C'est en nous basant sur ces principes que nous devons examiner les titres que les provinces peuvent invoquer dans la répartition des quatre représentants qui doivent être forcément attribués à des fractions de population.
Or, à cet égard, la situation des provinces se résume dans le tableau suivant :
Anvers. Excédant pour la Chambre des représentants : 38,073 ; déficit pour le Sénat : 1,927.
Brabant. Excédant pour la Chambre des représentants : 24,585 ; déficit pour le Sénat : 15,415
Flandre occidentale. Excédant pour la Chambre des représentants : 19,938 ; excédant pour le Sénat : 19,938
Flandre orientale. Excédant pour la Chambre des représentants : 24,175 ; excédant pour le Sénat : 24,175
Hainaut. Excédant pour la Chambre des représentants : 28,194 ; déficit pour le Sénat : 11,806
Liège. Excédant pour la Chambre des représentants : 10,534 ; excédant pour le Sénat : 10,534.
Namur. Excédant pour la Chambre des représentants : 31,134 ; déficit pour le Sénat : 8,866.
Messieurs, je laisse de côté les provinces de Limbourg et de Luxembourg pour ce motif-ci : c'est que pour Limbourg il y a même un léger déficit pour le nombre actuel de ses représentants et que le Luxembourg, lorsqu'il aura obtenu une sénateur de plus, aura pour le Sénat un déficit assez considérable, tandis qu'il n'a qu'un très faible excédant pour la Chambre : huit mille et quelques habitants.
Messieurs, je crois qu'on peut assez justement ramener les nombres fractionnaires indiqués dans ces tableau à un dénominateur commun, en tenant compte que 10,000 habitants, par exemple, donnent 1/4 de droit pour la nomination d'un représentant et 1/8 de droit pour la nomination d'un sénateur.
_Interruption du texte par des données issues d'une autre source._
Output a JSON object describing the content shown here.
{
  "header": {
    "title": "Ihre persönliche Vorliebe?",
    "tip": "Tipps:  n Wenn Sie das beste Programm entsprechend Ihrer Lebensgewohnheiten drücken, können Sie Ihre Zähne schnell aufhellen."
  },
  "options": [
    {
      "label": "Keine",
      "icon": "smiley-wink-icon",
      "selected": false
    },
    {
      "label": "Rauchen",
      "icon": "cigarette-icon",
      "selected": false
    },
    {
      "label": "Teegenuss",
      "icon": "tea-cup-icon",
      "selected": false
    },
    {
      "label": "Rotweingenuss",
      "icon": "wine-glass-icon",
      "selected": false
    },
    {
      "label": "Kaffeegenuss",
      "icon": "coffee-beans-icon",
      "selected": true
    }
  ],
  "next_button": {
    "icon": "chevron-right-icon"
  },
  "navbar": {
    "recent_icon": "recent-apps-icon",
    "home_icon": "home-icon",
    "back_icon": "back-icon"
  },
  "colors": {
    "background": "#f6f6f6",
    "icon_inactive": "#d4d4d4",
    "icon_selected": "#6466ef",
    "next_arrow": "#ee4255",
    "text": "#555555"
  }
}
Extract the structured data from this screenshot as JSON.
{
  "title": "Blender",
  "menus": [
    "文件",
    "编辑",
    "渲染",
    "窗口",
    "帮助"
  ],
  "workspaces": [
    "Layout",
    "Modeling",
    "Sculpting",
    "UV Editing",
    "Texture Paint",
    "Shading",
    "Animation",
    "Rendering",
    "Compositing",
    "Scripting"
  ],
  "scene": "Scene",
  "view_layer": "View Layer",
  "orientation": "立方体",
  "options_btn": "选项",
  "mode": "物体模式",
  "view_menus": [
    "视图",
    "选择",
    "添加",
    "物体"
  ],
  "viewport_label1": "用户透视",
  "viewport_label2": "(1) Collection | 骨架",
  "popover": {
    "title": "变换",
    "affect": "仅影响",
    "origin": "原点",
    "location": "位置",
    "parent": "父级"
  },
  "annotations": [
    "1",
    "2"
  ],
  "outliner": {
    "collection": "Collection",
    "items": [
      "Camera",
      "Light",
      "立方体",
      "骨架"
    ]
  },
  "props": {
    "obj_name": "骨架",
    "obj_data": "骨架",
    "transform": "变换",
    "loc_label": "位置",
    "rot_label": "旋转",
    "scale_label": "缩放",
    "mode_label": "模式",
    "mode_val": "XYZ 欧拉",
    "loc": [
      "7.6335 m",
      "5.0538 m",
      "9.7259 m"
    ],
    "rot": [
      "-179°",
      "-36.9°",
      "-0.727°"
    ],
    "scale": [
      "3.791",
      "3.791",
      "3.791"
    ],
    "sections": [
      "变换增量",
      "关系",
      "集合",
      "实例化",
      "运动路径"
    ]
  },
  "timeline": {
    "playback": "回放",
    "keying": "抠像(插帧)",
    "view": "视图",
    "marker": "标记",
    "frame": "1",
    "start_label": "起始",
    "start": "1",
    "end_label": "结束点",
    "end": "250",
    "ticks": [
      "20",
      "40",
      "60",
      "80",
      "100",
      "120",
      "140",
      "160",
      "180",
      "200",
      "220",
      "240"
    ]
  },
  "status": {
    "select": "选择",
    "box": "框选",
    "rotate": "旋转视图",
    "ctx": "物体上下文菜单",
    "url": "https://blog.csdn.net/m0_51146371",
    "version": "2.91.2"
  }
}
Or, en additionnant les excédants calculés sur cette base ou en soustrayant les déficits quand il y a lieu, j'arrive à un résultat qui se traduit comme suit ;
Province d'Anvers 92 p. c. d'un droit absolu, de Flandre orientale, 90 p. c., de Flandre occidentale, 74 p. c., de Namur 67 p. c., de Hainaut, 42 p. c., de Brabant, 42 p. c. et de Liège, 39 p. c.
Voilà, messieurs, la situation vraie des provinces, quant aux titres pouvant être invoqués dans la répartition des quatre représentants qui doivent être forcément attribués à des fractions de population.
Je commence par faire remarquer que parmi les quatre provinces qui figurent ici en première ligne, se trouvent Anvers et Namur qui ont déjà la fraction la plus forte quand on considère isolément les excédants pour la Chambre et, par conséquent, il y a incontestablement lieu de leur accorder un représentant de plus.
Reste donc à examiner les titres respectifs de la province de Hainaut, du Brabant et des deux Flandres.
J'établis d'abord la comparaison entre le Brabant et la Flandre orientale et je trouve ceci : c'est que l'excédant du Brabant pour la Chambre ne dépasse celui de la Flandre orientale que de 410 habitants, à peu près un et demi pour cent.
Il faut avouer que c'est bien peu de chose.
Or, faites bien attention que le Brabant, qui ne dépasse que de 410 habitants l'excédant de la Flandre orientale pour la Chambre, est privilégié pour le Sénat dans une assez forte mesure, de 20 p. c. Il lui manque 15,414 habitants pour avoir droit au sénateur en plus qu'on lui accorde, tandis que de l'autre côté, la Flandre orientale a un excédant de 24,175 habitants pour le Sénat qui est négligé. Il y a donc évidemment lieu ici de donner la préférence à la Flandre orientale, à moins qu'on n'adopte ce système monstrueux qui consiste à accumuler les privilèges sur la même tête, ce qui révolte la raison et tous les sentiments de justice et d'équité.
M. Bouvierµ. - Vous ne tenez pas compte des précédents.
M. de Naeyerµ. - Il n'y a pas de précédents. On a dit qu'on voulait faire la répartition d'après les principes adoptés en 1859. En 1859, il ne s'est présenté aucun cas de ce genre. Il n'y a pas d'exemple en 1859 d'une province pour laquelle on a négligé deux fois les excédants. Ils ont été comptés ou à la Chambre ou au Sénat.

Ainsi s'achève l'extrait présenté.